Malheureusement, l’ambassadeur a déclaré : « Le renforcement de la Russie et l’instauration d’une interaction égale et mutuellement bénéfique avec nos partenaires étrangers en Afrique, en Asie et en Amérique latine ont suscité une profonde inquiétude en Occident. En particulier, le partenariat fondé sur le respect du droit international sans aucune manifestation néocolonialiste a commencé à constituer une menace pour le modèle mondial unipolaire soutenu par les États-Unis et leurs alliés. »
Il ne fait aucun doute, a-t-il souligné, que le système mondial actuel, centré sur l’ONU, ne convient manifestement pas aux économies occidentales. « Dans ces conditions défavorables, certains membres des Nations unies ont décidé de remplacer le droit international et la Charte des Nations unies par un « ordre fondé sur des règles ». Ces mystérieuses « règles » n’ont jamais fait l’objet de discussions internationales transparentes, ni été exposées à l’attention de tous.

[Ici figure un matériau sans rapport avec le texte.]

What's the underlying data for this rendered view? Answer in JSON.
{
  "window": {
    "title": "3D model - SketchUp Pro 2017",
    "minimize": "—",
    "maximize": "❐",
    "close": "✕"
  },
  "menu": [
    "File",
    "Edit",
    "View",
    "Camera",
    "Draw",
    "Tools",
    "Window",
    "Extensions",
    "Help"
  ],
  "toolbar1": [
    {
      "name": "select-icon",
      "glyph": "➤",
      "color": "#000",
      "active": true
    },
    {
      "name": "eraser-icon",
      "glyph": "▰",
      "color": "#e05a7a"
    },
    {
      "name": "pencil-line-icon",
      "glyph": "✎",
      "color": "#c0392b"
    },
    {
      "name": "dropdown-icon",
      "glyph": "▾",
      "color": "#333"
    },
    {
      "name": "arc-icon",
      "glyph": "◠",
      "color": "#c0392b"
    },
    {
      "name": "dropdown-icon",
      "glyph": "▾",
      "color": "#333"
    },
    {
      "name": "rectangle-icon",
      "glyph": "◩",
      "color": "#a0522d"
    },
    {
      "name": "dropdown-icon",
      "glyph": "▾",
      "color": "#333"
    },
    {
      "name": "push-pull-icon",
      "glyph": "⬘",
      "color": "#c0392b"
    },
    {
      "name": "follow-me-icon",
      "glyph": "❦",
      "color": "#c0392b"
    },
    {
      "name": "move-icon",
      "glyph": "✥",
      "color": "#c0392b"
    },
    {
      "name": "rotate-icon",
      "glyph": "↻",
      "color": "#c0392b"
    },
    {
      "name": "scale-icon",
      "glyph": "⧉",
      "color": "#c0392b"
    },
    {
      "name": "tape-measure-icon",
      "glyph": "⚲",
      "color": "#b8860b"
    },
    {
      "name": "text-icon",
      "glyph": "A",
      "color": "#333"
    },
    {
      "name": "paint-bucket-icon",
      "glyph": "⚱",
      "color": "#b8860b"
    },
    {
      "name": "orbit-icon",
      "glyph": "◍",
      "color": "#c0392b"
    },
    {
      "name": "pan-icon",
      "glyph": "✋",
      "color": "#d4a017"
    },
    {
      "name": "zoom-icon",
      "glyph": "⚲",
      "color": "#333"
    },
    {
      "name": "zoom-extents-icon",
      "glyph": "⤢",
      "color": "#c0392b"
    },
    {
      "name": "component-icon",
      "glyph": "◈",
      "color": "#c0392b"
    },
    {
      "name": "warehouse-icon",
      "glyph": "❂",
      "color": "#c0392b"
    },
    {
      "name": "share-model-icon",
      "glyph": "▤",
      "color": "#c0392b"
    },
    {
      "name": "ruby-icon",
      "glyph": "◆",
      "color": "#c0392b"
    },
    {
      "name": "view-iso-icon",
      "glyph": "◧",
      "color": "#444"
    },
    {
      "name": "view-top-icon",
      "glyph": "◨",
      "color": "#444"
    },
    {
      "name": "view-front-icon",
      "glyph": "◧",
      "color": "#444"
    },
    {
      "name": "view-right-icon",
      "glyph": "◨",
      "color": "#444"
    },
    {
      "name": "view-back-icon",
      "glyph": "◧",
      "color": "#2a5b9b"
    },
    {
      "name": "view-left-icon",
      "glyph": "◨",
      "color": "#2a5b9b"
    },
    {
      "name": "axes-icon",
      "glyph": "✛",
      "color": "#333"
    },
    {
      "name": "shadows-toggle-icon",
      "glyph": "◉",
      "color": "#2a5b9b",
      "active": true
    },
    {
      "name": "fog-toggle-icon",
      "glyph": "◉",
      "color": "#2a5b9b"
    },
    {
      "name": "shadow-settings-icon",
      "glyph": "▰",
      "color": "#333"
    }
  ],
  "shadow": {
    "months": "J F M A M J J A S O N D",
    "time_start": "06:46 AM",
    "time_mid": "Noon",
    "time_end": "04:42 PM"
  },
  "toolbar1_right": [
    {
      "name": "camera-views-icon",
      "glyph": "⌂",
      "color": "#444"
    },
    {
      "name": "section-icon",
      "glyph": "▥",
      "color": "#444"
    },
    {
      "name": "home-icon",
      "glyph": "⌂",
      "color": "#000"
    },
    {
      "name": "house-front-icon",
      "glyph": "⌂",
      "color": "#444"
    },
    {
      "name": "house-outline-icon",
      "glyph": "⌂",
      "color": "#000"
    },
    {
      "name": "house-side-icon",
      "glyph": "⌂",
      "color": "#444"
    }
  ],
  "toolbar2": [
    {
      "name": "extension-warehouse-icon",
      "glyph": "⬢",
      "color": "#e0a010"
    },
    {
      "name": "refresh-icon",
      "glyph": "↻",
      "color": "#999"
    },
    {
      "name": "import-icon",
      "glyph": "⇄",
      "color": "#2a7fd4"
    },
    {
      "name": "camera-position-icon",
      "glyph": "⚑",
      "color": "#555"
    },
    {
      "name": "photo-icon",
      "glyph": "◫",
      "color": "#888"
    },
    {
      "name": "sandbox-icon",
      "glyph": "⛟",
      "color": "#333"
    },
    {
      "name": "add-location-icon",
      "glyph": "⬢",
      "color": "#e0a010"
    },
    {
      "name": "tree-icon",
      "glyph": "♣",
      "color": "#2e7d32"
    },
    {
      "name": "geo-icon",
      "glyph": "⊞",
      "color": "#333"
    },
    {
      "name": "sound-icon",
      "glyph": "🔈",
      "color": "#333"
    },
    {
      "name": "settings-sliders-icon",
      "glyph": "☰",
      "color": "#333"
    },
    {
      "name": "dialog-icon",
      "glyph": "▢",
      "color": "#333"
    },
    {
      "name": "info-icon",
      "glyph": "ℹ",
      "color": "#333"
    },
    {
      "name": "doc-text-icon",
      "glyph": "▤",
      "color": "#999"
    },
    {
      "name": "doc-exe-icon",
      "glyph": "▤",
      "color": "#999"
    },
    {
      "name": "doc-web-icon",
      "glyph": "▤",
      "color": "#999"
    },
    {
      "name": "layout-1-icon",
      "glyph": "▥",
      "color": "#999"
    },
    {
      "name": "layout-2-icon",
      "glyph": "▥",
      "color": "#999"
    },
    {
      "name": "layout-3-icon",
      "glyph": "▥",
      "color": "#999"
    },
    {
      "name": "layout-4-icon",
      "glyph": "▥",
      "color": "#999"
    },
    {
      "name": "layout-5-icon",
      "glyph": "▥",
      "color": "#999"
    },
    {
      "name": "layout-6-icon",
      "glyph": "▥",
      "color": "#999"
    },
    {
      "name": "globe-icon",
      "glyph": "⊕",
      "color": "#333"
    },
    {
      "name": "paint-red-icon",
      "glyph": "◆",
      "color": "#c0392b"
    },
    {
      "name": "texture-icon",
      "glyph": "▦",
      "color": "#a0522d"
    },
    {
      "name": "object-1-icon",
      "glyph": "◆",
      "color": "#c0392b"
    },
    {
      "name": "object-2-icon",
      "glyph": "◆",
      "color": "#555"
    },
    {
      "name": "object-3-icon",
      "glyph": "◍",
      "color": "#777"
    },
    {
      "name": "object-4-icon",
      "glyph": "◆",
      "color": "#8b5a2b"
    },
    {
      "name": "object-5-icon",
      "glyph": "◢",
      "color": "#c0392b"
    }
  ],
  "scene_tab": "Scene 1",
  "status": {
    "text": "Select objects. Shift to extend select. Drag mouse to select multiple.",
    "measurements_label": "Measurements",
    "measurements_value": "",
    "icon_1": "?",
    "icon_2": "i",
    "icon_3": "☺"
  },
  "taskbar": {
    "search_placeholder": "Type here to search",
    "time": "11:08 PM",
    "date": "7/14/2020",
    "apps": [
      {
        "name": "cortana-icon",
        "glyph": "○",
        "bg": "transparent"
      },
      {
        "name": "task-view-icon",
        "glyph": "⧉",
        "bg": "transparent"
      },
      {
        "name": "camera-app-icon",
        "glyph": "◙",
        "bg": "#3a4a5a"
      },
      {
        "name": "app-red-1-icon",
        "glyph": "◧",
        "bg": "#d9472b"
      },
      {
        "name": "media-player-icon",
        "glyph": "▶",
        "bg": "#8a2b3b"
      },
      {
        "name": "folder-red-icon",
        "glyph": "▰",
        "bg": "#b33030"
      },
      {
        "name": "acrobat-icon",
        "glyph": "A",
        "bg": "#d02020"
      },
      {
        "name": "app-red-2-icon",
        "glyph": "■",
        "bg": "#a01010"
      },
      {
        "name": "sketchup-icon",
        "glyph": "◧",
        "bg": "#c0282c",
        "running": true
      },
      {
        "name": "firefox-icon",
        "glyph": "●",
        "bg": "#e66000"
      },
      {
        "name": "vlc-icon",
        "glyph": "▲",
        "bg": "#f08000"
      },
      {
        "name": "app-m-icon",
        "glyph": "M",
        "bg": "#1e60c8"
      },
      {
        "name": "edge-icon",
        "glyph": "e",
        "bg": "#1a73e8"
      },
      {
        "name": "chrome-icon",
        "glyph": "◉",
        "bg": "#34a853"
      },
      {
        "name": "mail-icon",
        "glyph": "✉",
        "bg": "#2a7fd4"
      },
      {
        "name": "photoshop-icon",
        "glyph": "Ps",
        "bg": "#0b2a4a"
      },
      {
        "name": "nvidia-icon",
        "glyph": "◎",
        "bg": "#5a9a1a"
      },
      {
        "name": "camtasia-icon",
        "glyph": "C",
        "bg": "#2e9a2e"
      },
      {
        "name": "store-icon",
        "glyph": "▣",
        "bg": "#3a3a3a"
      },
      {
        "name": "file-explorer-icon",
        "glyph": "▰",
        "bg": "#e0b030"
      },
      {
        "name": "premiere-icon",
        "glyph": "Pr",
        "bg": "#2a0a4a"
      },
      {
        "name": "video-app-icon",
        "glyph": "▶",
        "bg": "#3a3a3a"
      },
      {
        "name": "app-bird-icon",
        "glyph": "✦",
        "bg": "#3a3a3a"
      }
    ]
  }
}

Il est évident qu’elles sont inventées pour contrecarrer les processus naturels de formation de nouveaux centres de développement indépendants », a expliqué l’ambassadeur.
L’une des principales priorités de la Russie, a-t-il souligné, est de restaurer la confiance dans un multilatéralisme efficace et d’œuvrer en faveur d’une architecture de gouvernance internationale plus inclusive, réactive et participative. À cette fin, la Russie préconise l’adaptation des Nations unies et la réforme du Conseil de sécurité aux nouvelles réalités. « Nous reconnaissons que la représentation des pays africains, asiatiques et latino-américains au sein du Conseil de sécurité devrait être accrue et que l’idée de construire un monde multipolaire devrait prévaloir.
« La transformation en cours de ce modèle occidental déséquilibré, qui a longtemps alimenté la croissance économique des anciennes puissances coloniales, passe aujourd’hui par un processus très turbulent et douloureux. Les événements en cours s’accompagnent non seulement de la pression politique de ce que l’on appelle l' »Occident collectif », mais aussi d’une véritable opposition militaire à la Russie », a souligné M. Berdnikov.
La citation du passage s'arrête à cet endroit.